Plenty of reasons have been discovered to explain why societies have grown more violent over the last century—the alienating effects of modern industrial societies, the breakdown of family values, and even, in many minds, the erosion of religious values (a questionable factor since religious nations, including those of the “enlightened” West, tend to be the most violent societies in the world). Violence increases over time, concomitantly with another growing reality—the gap between rich and poor. The disparity between the living standards in rich Western nations and those in Third World countries gapes wider every year. Even within the rich Western nations, more people fall below the poverty line each year. These economic free-falls across the globe create pockets of frustration and resentment that linger in festering bitterness until they finally manifest themselves in violent outbursts.

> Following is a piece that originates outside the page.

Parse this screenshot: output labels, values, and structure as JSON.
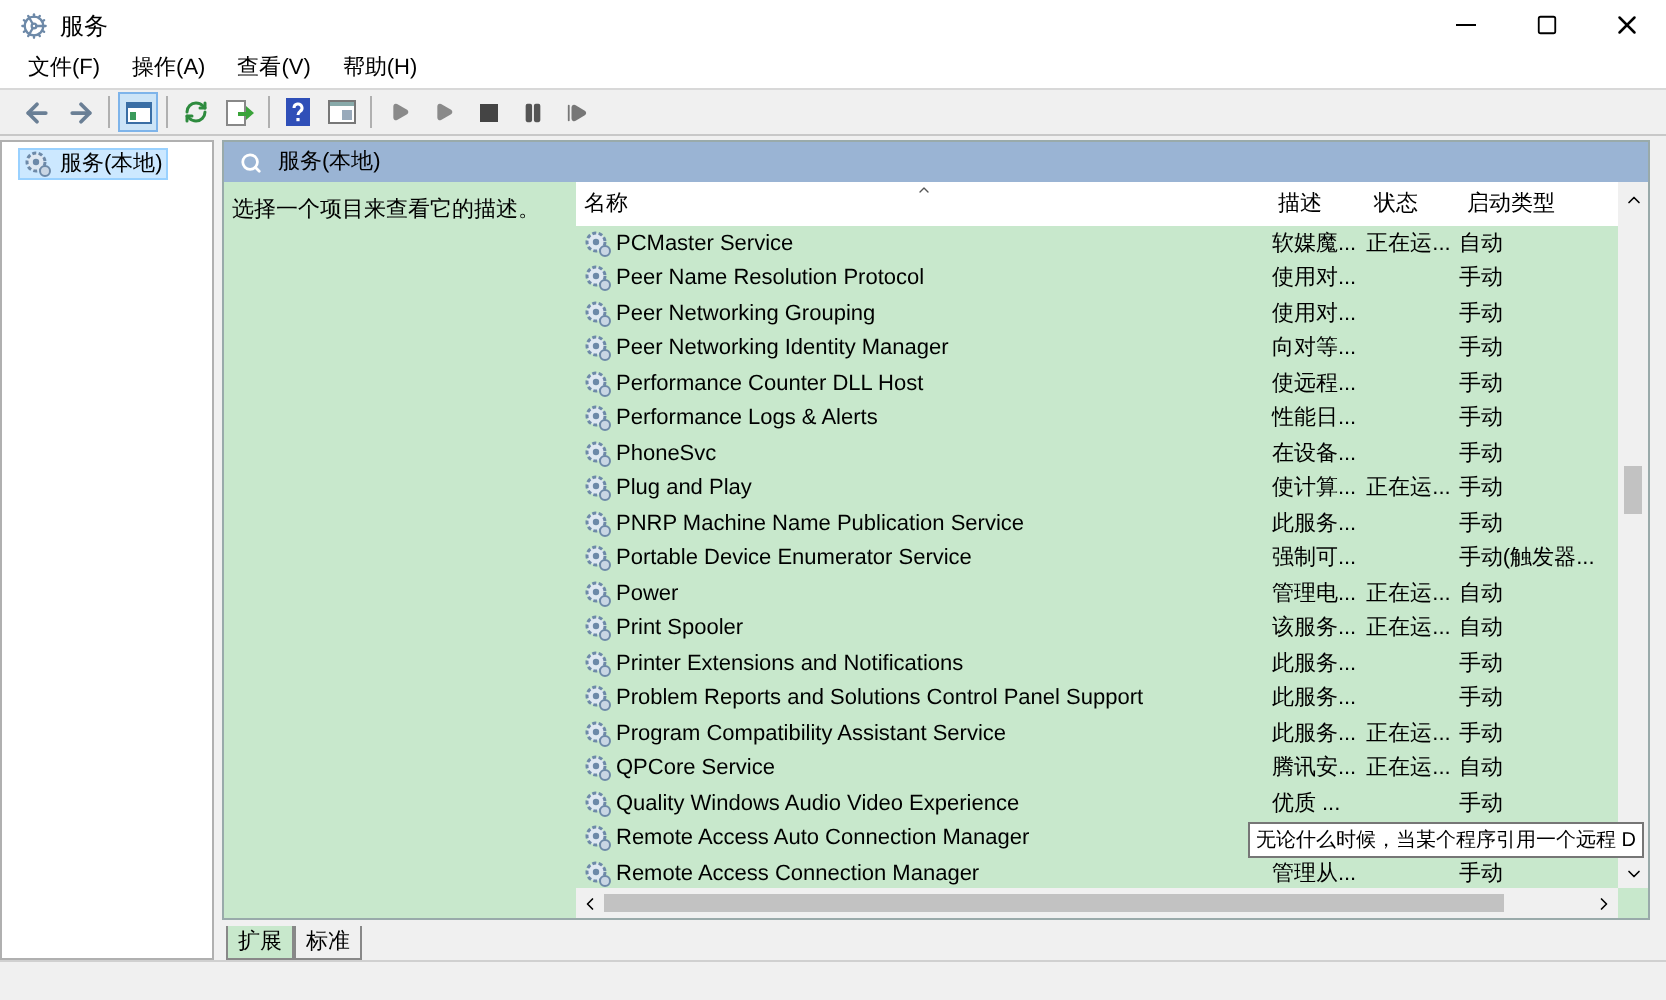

The fact that Just War Theory exists to guide leaders in their assessment of the rightness or wrongness of conflicts proves that many people find some forms of communal violence legitimate, and others illegitimate. This demonstrates that there must exist some mysterious way of thinking about intraspecies murder that permits us to see it as sometimes fair and just. Under certain historical conditions, then, people must find it possible to redefine murder as good, or at least as the best available option.

Peace activists refuse to go that far, holding that no war can be just. To take up mass murder, even as a tool against another evil, is to join the ranks of the enemy and betray one’s moral reasons for action. Martin Luther King, Jr., neatly articulates the paradox that gives rise to the peace activist’s insight: “Nations engage in the madness of war without the slightest sense of penitence. The murder of a citizen of your own nation is a crime but the murder of citizens of another nation in war is an act of heroic virtue.” Philosophers tend to focus upon definitions, so this redefining that turns murder from a crime to a heroic virtue, when the “face” of the victim changes, is a source of discomfiting fascination. And wars, over the last century, have increasingly targeted the “faces” of innocent civilians, with less and less concern for the growing number of civilian casualties, and more and more impunity for the officials that sanction those deaths.

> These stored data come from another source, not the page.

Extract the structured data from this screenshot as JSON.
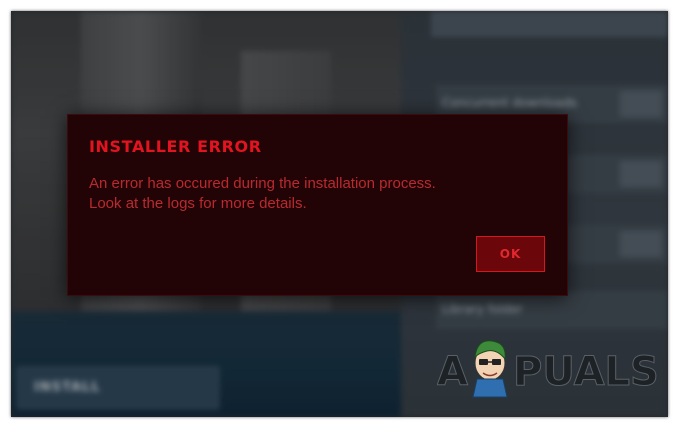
{
  "background": {
    "install_button_label": "INSTALL",
    "settings_rows": [
      "Concurrent downloads",
      "",
      "",
      "Library folder"
    ]
  },
  "dialog": {
    "title": "INSTALLER ERROR",
    "message_lines": [
      "An error has occured during the installation process.",
      "Look at the logs for more details."
    ],
    "ok_label": "OK"
  },
  "watermark": {
    "text": "APPUALS"
  },
  "colors": {
    "dialog_bg": "#220406",
    "title_red": "#e3141f",
    "message_red": "#b92a30",
    "button_bg": "#6b060b",
    "button_border": "#d31822"
  },
  "icons": {
    "watermark_mascot": "appuals-mascot-icon"
  }
}
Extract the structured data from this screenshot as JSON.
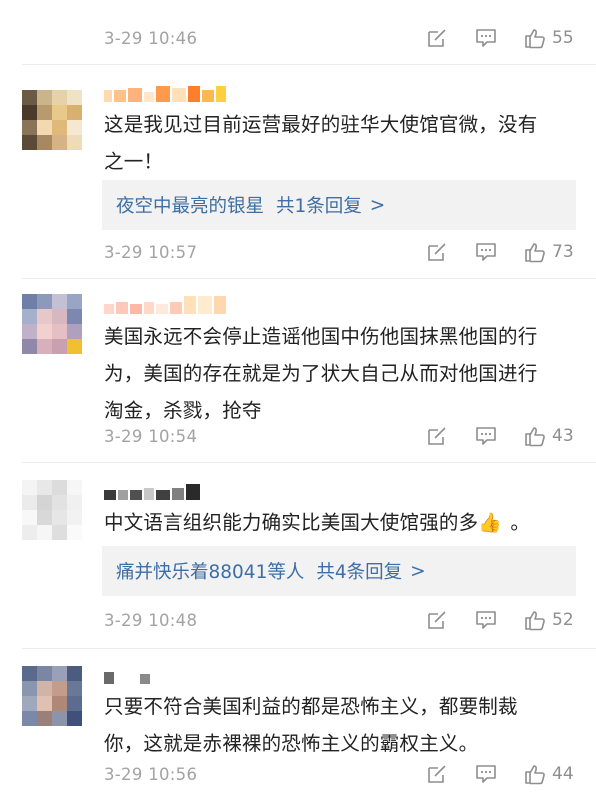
{
  "colors": {
    "link": "#3d6fa5",
    "meta": "#a3a3a3",
    "icon": "#8e8e8e",
    "reply_bg": "#f2f2f2"
  },
  "icons": {
    "edit": "edit-icon",
    "comment": "comment-icon",
    "like": "thumbs-up-icon",
    "emoji": "thumbs-up-emoji"
  },
  "top_item": {
    "time": "3-29 10:46",
    "likes": "55"
  },
  "comments": [
    {
      "text_lines": [
        "这是我见过目前运营最好的驻华大使馆官微，没有",
        "之一！"
      ],
      "reply": {
        "user": "夜空中最亮的银星",
        "summary": "共1条回复",
        "chevron": ">"
      },
      "time": "3-29 10:57",
      "likes": "73"
    },
    {
      "text_lines": [
        "美国永远不会停止造谣他国中伤他国抹黑他国的行",
        "为，美国的存在就是为了状大自己从而对他国进行",
        "淘金，杀戮，抢夺"
      ],
      "time": "3-29 10:54",
      "likes": "43"
    },
    {
      "text_lines": [
        "中文语言组织能力确实比美国大使馆强的多",
        "。"
      ],
      "reply": {
        "user": "痛并快乐着88041等人",
        "summary": "共4条回复",
        "chevron": ">"
      },
      "time": "3-29 10:48",
      "likes": "52"
    },
    {
      "text_lines": [
        "只要不符合美国利益的都是恐怖主义，都要制裁",
        "你，这就是赤裸裸的恐怖主义的霸权主义。"
      ],
      "time": "3-29 10:56",
      "likes": "44"
    }
  ]
}
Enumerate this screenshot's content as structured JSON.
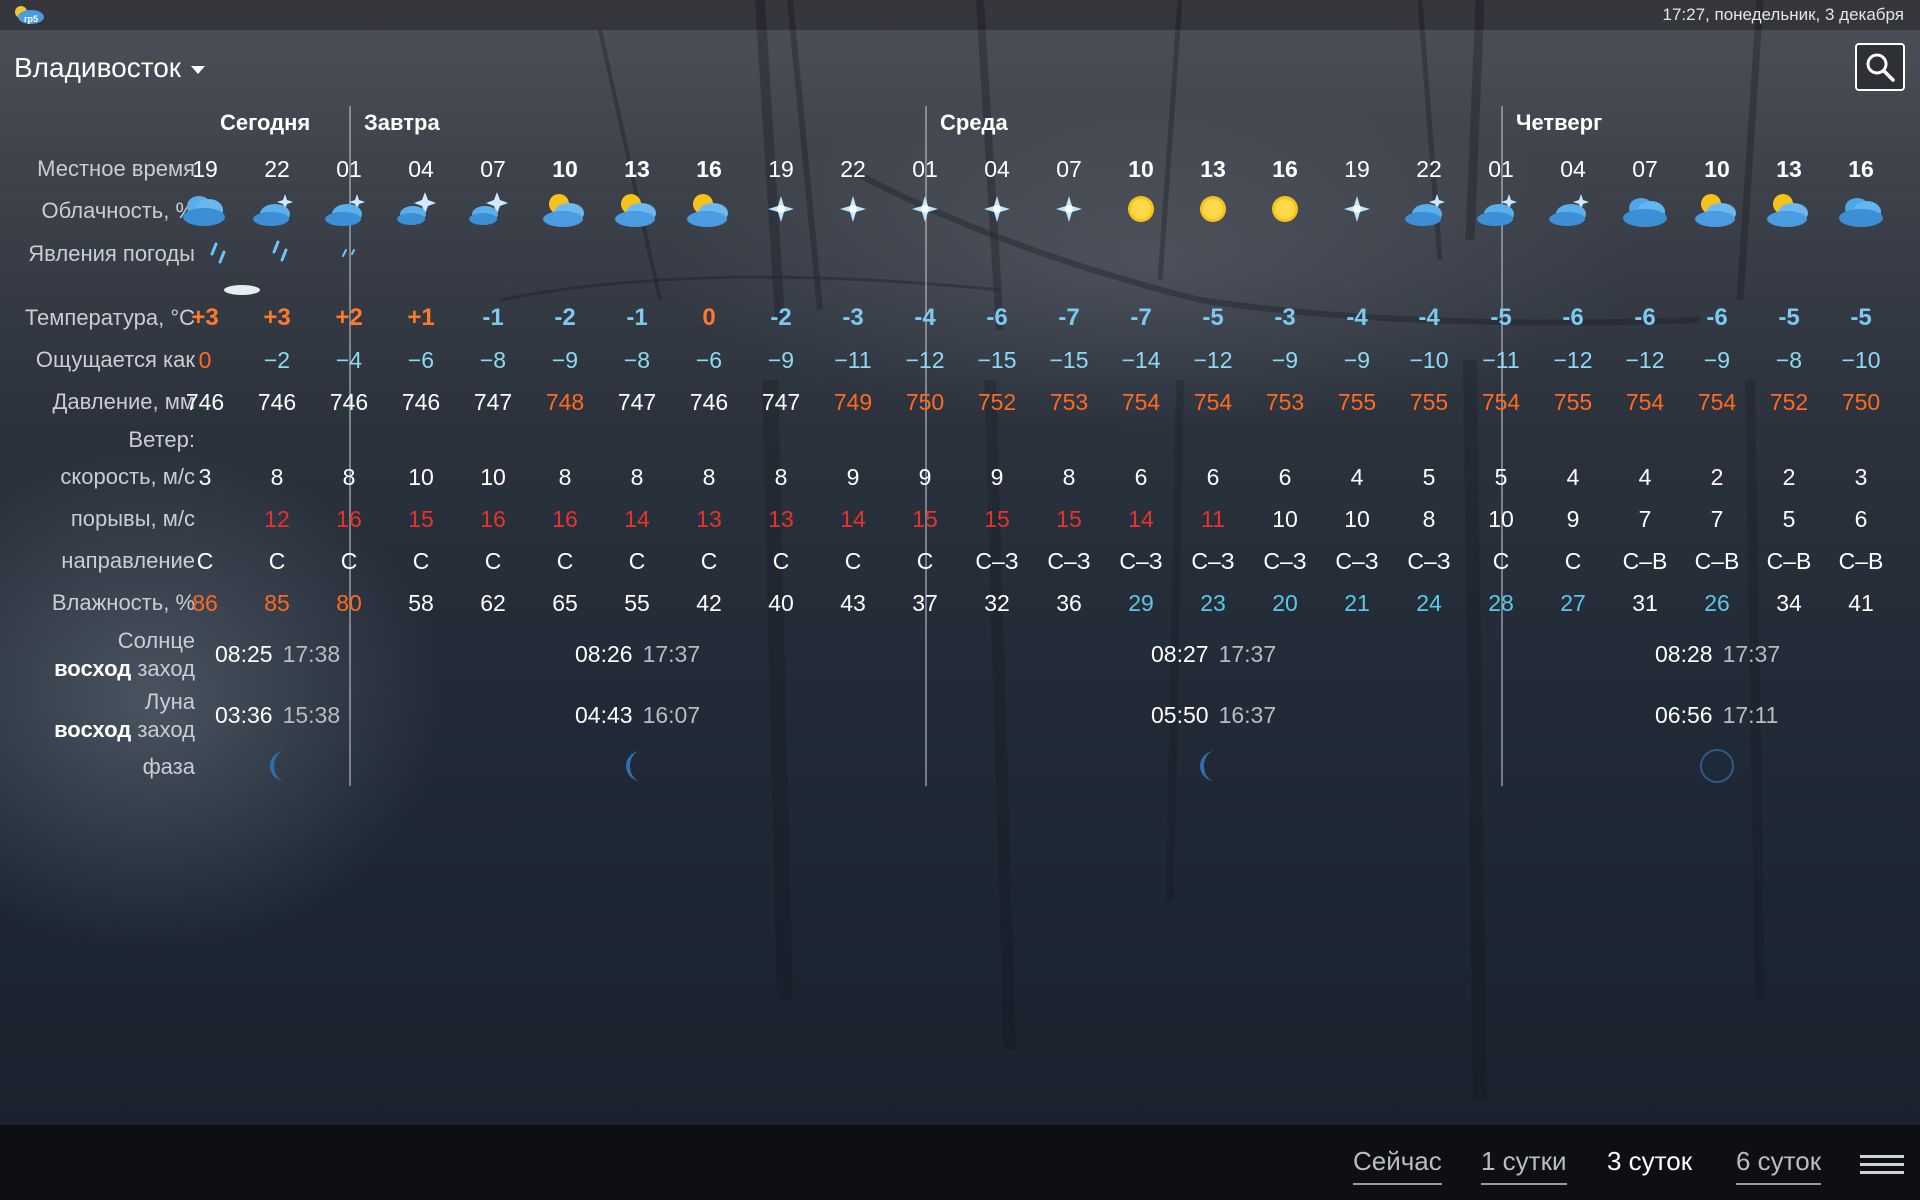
{
  "status_bar": {
    "datetime": "17:27, понедельник, 3 декабря"
  },
  "header": {
    "city": "Владивосток"
  },
  "row_labels": {
    "local_time": "Местное время",
    "cloudiness": "Облачность, %",
    "phenomena": "Явления погоды",
    "temperature": "Температура, °С",
    "feels_like": "Ощущается как",
    "pressure": "Давление, мм",
    "wind": "Ветер:",
    "wind_speed": "скорость, м/с",
    "gusts": "порывы, м/с",
    "direction": "направление",
    "humidity": "Влажность, %",
    "sun": "Солнце",
    "moon": "Луна",
    "rise": "восход",
    "set": "заход",
    "phase": "фаза"
  },
  "days": [
    {
      "label": "Сегодня"
    },
    {
      "label": "Завтра"
    },
    {
      "label": "Среда"
    },
    {
      "label": "Четверг"
    }
  ],
  "hours": [
    {
      "h": "19",
      "bold": false,
      "cloud": "cloud-rain",
      "temp": "+3",
      "tc": "warm",
      "feels": "0",
      "fc": "orange",
      "press": "746",
      "pc": "white",
      "speed": "3",
      "gust": "",
      "gc": "red",
      "dir": "С",
      "hum": "86",
      "hc": "orange"
    },
    {
      "h": "22",
      "bold": false,
      "cloud": "cloud-moon",
      "temp": "+3",
      "tc": "warm",
      "feels": "−2",
      "fc": "lblue",
      "press": "746",
      "pc": "white",
      "speed": "8",
      "gust": "12",
      "gc": "red",
      "dir": "С",
      "hum": "85",
      "hc": "orange"
    },
    {
      "h": "01",
      "bold": false,
      "cloud": "cloud-moon",
      "temp": "+2",
      "tc": "warm",
      "feels": "−4",
      "fc": "lblue",
      "press": "746",
      "pc": "white",
      "speed": "8",
      "gust": "16",
      "gc": "red",
      "dir": "С",
      "hum": "80",
      "hc": "orange"
    },
    {
      "h": "04",
      "bold": false,
      "cloud": "cloud-star",
      "temp": "+1",
      "tc": "warm",
      "feels": "−6",
      "fc": "lblue",
      "press": "746",
      "pc": "white",
      "speed": "10",
      "gust": "15",
      "gc": "red",
      "dir": "С",
      "hum": "58",
      "hc": "white"
    },
    {
      "h": "07",
      "bold": false,
      "cloud": "cloud-star",
      "temp": "-1",
      "tc": "bluecold",
      "feels": "−8",
      "fc": "lblue",
      "press": "747",
      "pc": "white",
      "speed": "10",
      "gust": "16",
      "gc": "red",
      "dir": "С",
      "hum": "62",
      "hc": "white"
    },
    {
      "h": "10",
      "bold": true,
      "cloud": "cloud-sun",
      "temp": "-2",
      "tc": "bluecold",
      "feels": "−9",
      "fc": "lblue",
      "press": "748",
      "pc": "orange",
      "speed": "8",
      "gust": "16",
      "gc": "red",
      "dir": "С",
      "hum": "65",
      "hc": "white"
    },
    {
      "h": "13",
      "bold": true,
      "cloud": "cloud-sun",
      "temp": "-1",
      "tc": "bluecold",
      "feels": "−8",
      "fc": "lblue",
      "press": "747",
      "pc": "white",
      "speed": "8",
      "gust": "14",
      "gc": "red",
      "dir": "С",
      "hum": "55",
      "hc": "white"
    },
    {
      "h": "16",
      "bold": true,
      "cloud": "cloud-sun",
      "temp": "0",
      "tc": "warm",
      "feels": "−6",
      "fc": "lblue",
      "press": "746",
      "pc": "white",
      "speed": "8",
      "gust": "13",
      "gc": "red",
      "dir": "С",
      "hum": "42",
      "hc": "white"
    },
    {
      "h": "19",
      "bold": false,
      "cloud": "star",
      "temp": "-2",
      "tc": "bluecold",
      "feels": "−9",
      "fc": "lblue",
      "press": "747",
      "pc": "white",
      "speed": "8",
      "gust": "13",
      "gc": "red",
      "dir": "С",
      "hum": "40",
      "hc": "white"
    },
    {
      "h": "22",
      "bold": false,
      "cloud": "star",
      "temp": "-3",
      "tc": "bluecold",
      "feels": "−11",
      "fc": "lblue",
      "press": "749",
      "pc": "orange",
      "speed": "9",
      "gust": "14",
      "gc": "red",
      "dir": "С",
      "hum": "43",
      "hc": "white"
    },
    {
      "h": "01",
      "bold": false,
      "cloud": "star",
      "temp": "-4",
      "tc": "bluecold",
      "feels": "−12",
      "fc": "lblue",
      "press": "750",
      "pc": "orange",
      "speed": "9",
      "gust": "15",
      "gc": "red",
      "dir": "С",
      "hum": "37",
      "hc": "white"
    },
    {
      "h": "04",
      "bold": false,
      "cloud": "star",
      "temp": "-6",
      "tc": "bluecold",
      "feels": "−15",
      "fc": "lblue",
      "press": "752",
      "pc": "orange",
      "speed": "9",
      "gust": "15",
      "gc": "red",
      "dir": "С–З",
      "hum": "32",
      "hc": "white"
    },
    {
      "h": "07",
      "bold": false,
      "cloud": "star",
      "temp": "-7",
      "tc": "bluecold",
      "feels": "−15",
      "fc": "lblue",
      "press": "753",
      "pc": "orange",
      "speed": "8",
      "gust": "15",
      "gc": "red",
      "dir": "С–З",
      "hum": "36",
      "hc": "white"
    },
    {
      "h": "10",
      "bold": true,
      "cloud": "sun",
      "temp": "-7",
      "tc": "bluecold",
      "feels": "−14",
      "fc": "lblue",
      "press": "754",
      "pc": "orange",
      "speed": "6",
      "gust": "14",
      "gc": "red",
      "dir": "С–З",
      "hum": "29",
      "hc": "blue"
    },
    {
      "h": "13",
      "bold": true,
      "cloud": "sun",
      "temp": "-5",
      "tc": "bluecold",
      "feels": "−12",
      "fc": "lblue",
      "press": "754",
      "pc": "orange",
      "speed": "6",
      "gust": "11",
      "gc": "red",
      "dir": "С–З",
      "hum": "23",
      "hc": "blue"
    },
    {
      "h": "16",
      "bold": true,
      "cloud": "sun",
      "temp": "-3",
      "tc": "bluecold",
      "feels": "−9",
      "fc": "lblue",
      "press": "753",
      "pc": "orange",
      "speed": "6",
      "gust": "10",
      "gc": "white",
      "dir": "С–З",
      "hum": "20",
      "hc": "blue"
    },
    {
      "h": "19",
      "bold": false,
      "cloud": "star",
      "temp": "-4",
      "tc": "bluecold",
      "feels": "−9",
      "fc": "lblue",
      "press": "755",
      "pc": "orange",
      "speed": "4",
      "gust": "10",
      "gc": "white",
      "dir": "С–З",
      "hum": "21",
      "hc": "blue"
    },
    {
      "h": "22",
      "bold": false,
      "cloud": "cloud-moon",
      "temp": "-4",
      "tc": "bluecold",
      "feels": "−10",
      "fc": "lblue",
      "press": "755",
      "pc": "orange",
      "speed": "5",
      "gust": "8",
      "gc": "white",
      "dir": "С–З",
      "hum": "24",
      "hc": "blue"
    },
    {
      "h": "01",
      "bold": false,
      "cloud": "cloud-moon",
      "temp": "-5",
      "tc": "bluecold",
      "feels": "−11",
      "fc": "lblue",
      "press": "754",
      "pc": "orange",
      "speed": "5",
      "gust": "10",
      "gc": "white",
      "dir": "С",
      "hum": "28",
      "hc": "blue"
    },
    {
      "h": "04",
      "bold": false,
      "cloud": "cloud-moon",
      "temp": "-6",
      "tc": "bluecold",
      "feels": "−12",
      "fc": "lblue",
      "press": "755",
      "pc": "orange",
      "speed": "4",
      "gust": "9",
      "gc": "white",
      "dir": "С",
      "hum": "27",
      "hc": "blue"
    },
    {
      "h": "07",
      "bold": false,
      "cloud": "cloud",
      "temp": "-6",
      "tc": "bluecold",
      "feels": "−12",
      "fc": "lblue",
      "press": "754",
      "pc": "orange",
      "speed": "4",
      "gust": "7",
      "gc": "white",
      "dir": "С–В",
      "hum": "31",
      "hc": "white"
    },
    {
      "h": "10",
      "bold": true,
      "cloud": "cloud-sun",
      "temp": "-6",
      "tc": "bluecold",
      "feels": "−9",
      "fc": "lblue",
      "press": "754",
      "pc": "orange",
      "speed": "2",
      "gust": "7",
      "gc": "white",
      "dir": "С–В",
      "hum": "26",
      "hc": "blue"
    },
    {
      "h": "13",
      "bold": true,
      "cloud": "cloud-sun",
      "temp": "-5",
      "tc": "bluecold",
      "feels": "−8",
      "fc": "lblue",
      "press": "752",
      "pc": "orange",
      "speed": "2",
      "gust": "5",
      "gc": "white",
      "dir": "С–В",
      "hum": "34",
      "hc": "white"
    },
    {
      "h": "16",
      "bold": true,
      "cloud": "cloud",
      "temp": "-5",
      "tc": "bluecold",
      "feels": "−10",
      "fc": "lblue",
      "press": "750",
      "pc": "orange",
      "speed": "3",
      "gust": "6",
      "gc": "white",
      "dir": "С–В",
      "hum": "41",
      "hc": "white"
    }
  ],
  "astro": [
    {
      "sunrise": "08:25",
      "sunset": "17:38",
      "moonrise": "03:36",
      "moonset": "15:38",
      "phase": "crescent"
    },
    {
      "sunrise": "08:26",
      "sunset": "17:37",
      "moonrise": "04:43",
      "moonset": "16:07",
      "phase": "crescent"
    },
    {
      "sunrise": "08:27",
      "sunset": "17:37",
      "moonrise": "05:50",
      "moonset": "16:37",
      "phase": "crescent"
    },
    {
      "sunrise": "08:28",
      "sunset": "17:37",
      "moonrise": "06:56",
      "moonset": "17:11",
      "phase": "new-moon"
    }
  ],
  "tabs": [
    {
      "label": "Сейчас",
      "active": false
    },
    {
      "label": "1 сутки",
      "active": false
    },
    {
      "label": "3 суток",
      "active": true
    },
    {
      "label": "6 суток",
      "active": false
    }
  ],
  "icons": {
    "app": "gismeteo-app-icon",
    "search": "search-icon",
    "menu": "menu-icon",
    "city_dropdown": "chevron-down-icon"
  }
}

We don’t do body counts,” states General Tommy Franks of the USA military. More and more it becomes crucial that philosophers seek to clarify and illuminate the logic that permits this redefinition to occur. It is essential that we understand how the very symbols by which we understand self and world come to be ordered such that these redefinitions permit conscience-free murder. How is it that people find themselves capable of defining the same act as, in the one case, criminal, and in the other, heroic?

Anthropologists, those students of human truth, have been exceedingly instrumental in helping us to understand how violences were justified in the dawn of human time. Walter Burkert, René Girard, and a host of other experts on human culture, religion and violence, tell us that the first human communities made sense of their environments by employing violence as an important ordering mechanism. Early hominoids ordered their chaotic and threatening worlds by positing “dual containers” into which they sorted the confusing empirical data of their experiences: friend/ foe; good/ evil; divine/ demonic and so on. One container for the nice experiences, the other for the threatening.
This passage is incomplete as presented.